Thousands of South Africans braved cold, wet weather to greet the Rugby World Cup-winning Springboks when they arrived in Johannesburg on Tuesday.
Many wore green and gold, the colours of the national team, as they filled every available space at OR Tambo International Airport to greet the team.
South Africa edged greatest rivals New Zealand 12-11 in a gripping final in Paris last Saturday to achieve back-to-back titles and to become the first team to win four titles.
Supporters cheered in unison as captain Siya Kolisi emerged into the public area, waved at the crowd while holding the Webb Ellis Cup, and took selfies with jubilant supporters.
“Thank you to the people of South Africa. We have had a long and tough 20 weeks, but it was worth it,” said Kolisi.
“This triumph has been six years in the planning. Winning the World Cup in 2019 was an unexpected bonus as the ultimate goal was always to be champions in 2023.”
Kolisi, 32, will soon join French Top 14 club Racing 92 on a three-year contract and he told reporters he would still be available for the Springboks if selected.
“It does not matter if I am the captain or a player. The coaches will decide that. I am but one of many leaders in this wonderful team.”
Springbok captains have always been based in South Africa so that they can fulfil commercial and social obligations.
Head coach Jacques Nienaber, who is leaving the Springboks to join Irish outfit Leinster, said it was “an unbelievable privilege” to be in charge of the champions.
“I knew most of these players when they were naughty youngsters. Many are fathers now with children. South Africa should be so proud of them.
“The toughest part of my job in France was telling players that they were not in the matchday 23, but they took it like men. This is a very special group.”
Many supporters waved signs reading “Bokke (Springboks), a bunch of winners”, as loud music played in the background creating a party atmosphere. A band played the national anthem.
“We love them so much, they made us proud,” said Excellent George, 42, who was at the airport with her Springbok-flag-holding husband Rudy.
“With our country having a lot of problems, sport, and especially rugby, bring us together,” she added.
Susan, a 56-year-old accountant who preferred to give only her first name, said she took a day off work to see her heroes up close.
Like many in the country she sees the team as a unifying force able to bridge racial and social divides in the country.
“I just could not miss it,” she said, wearing a green and gold fleece jacket and flanked by a friend sporting a similar outfit.

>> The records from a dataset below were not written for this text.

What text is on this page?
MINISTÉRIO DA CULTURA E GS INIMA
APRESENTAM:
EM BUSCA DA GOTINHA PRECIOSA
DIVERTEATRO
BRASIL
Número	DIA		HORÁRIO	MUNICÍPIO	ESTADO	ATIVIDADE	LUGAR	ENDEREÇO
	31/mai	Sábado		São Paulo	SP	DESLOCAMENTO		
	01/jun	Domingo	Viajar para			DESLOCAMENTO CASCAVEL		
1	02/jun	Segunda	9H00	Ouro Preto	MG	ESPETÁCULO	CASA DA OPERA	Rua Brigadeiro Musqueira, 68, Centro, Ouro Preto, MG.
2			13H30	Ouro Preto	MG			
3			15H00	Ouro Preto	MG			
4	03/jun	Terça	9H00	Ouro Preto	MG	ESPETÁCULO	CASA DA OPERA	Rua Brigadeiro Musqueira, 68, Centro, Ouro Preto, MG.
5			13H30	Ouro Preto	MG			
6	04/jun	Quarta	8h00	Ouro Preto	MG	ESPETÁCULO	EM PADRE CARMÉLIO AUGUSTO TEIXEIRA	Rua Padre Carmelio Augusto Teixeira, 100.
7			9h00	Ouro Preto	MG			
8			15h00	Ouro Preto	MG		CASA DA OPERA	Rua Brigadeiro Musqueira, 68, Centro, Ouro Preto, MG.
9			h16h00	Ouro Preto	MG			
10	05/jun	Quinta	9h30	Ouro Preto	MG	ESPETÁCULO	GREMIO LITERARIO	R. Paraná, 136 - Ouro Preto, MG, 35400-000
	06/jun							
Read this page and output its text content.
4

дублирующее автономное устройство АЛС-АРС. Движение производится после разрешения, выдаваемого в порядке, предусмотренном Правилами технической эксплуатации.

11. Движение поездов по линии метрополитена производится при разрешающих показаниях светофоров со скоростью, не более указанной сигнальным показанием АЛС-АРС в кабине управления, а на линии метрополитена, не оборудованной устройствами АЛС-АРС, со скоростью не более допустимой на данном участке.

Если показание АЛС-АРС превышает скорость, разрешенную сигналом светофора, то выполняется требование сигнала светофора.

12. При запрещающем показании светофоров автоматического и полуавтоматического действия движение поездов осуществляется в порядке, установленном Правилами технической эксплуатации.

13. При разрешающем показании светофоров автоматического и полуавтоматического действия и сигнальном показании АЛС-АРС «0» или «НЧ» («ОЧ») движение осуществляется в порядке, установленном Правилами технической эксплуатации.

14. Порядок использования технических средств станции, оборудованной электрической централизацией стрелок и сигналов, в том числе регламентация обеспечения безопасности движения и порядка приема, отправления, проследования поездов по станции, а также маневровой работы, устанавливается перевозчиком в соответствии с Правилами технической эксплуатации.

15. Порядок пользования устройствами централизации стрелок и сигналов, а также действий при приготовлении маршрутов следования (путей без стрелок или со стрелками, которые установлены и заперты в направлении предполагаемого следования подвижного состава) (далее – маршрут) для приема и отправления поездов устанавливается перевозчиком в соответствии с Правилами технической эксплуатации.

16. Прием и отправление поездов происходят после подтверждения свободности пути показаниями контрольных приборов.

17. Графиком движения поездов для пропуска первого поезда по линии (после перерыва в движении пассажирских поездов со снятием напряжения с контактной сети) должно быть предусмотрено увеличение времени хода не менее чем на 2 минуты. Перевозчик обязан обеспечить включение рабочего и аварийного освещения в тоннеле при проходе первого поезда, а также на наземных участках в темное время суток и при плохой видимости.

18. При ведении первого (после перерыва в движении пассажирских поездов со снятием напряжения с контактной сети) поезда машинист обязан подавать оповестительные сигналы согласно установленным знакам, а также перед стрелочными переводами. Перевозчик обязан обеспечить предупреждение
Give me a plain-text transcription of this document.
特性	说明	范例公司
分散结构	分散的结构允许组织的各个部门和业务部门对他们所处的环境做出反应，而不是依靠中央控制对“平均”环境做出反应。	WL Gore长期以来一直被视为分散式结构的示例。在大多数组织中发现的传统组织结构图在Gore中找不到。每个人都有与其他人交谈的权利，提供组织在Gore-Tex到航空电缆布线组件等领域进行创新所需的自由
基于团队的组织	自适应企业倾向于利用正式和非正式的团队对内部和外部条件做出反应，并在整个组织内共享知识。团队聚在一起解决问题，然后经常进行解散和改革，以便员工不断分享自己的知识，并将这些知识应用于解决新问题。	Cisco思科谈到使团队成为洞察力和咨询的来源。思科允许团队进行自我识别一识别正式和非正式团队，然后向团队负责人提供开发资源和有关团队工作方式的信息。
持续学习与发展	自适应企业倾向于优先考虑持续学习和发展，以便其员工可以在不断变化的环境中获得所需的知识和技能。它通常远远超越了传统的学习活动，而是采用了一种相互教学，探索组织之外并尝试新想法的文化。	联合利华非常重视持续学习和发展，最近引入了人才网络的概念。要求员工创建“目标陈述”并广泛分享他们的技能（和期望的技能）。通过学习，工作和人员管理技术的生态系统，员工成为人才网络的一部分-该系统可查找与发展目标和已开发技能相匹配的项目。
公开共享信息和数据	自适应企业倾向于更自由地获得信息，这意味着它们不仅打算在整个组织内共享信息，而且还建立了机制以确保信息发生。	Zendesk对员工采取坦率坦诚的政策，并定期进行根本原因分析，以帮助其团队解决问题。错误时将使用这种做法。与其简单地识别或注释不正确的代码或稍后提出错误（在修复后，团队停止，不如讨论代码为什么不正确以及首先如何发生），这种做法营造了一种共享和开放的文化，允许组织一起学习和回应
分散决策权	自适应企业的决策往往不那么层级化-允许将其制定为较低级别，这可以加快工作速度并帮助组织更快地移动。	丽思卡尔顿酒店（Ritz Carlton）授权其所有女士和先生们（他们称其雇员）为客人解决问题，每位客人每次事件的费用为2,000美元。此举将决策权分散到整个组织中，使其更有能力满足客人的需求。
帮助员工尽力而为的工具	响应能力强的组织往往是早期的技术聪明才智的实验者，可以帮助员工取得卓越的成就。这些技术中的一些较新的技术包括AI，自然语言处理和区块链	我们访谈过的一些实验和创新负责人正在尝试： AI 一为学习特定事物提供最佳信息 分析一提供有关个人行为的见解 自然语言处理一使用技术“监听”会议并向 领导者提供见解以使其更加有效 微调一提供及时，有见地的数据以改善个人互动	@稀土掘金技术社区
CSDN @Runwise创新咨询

“We have players from all backgrounds, all races, and watching those people on the field just brings us so much hope. It gives me goosebumps just to think about it,” she said.
Ibrahim Peters, 35, said: “It means the world to us, we go through a lot in South Africa, but those Springboks bring us all together.”
The team will be in Durban on Saturday for the trophy tour. The KwaZulu-Natal provincial government said the Springboks will be welcomed by Premier Nomusa Dube-Ncube, eThekwini mayor Mxolisi Kaunda and the MEC for Sport, Arts and Culture Dr Ntuthuko Mahlaba.
“The celebratory procession will commence at approximately 09h00 in uMhlanga, proceed through KwaMashu before winding its way towards the picturesque Durban Beachfront before culminating at the City Hall balcony, where the coveted Webb Ellis Cup will be proudly displayed.”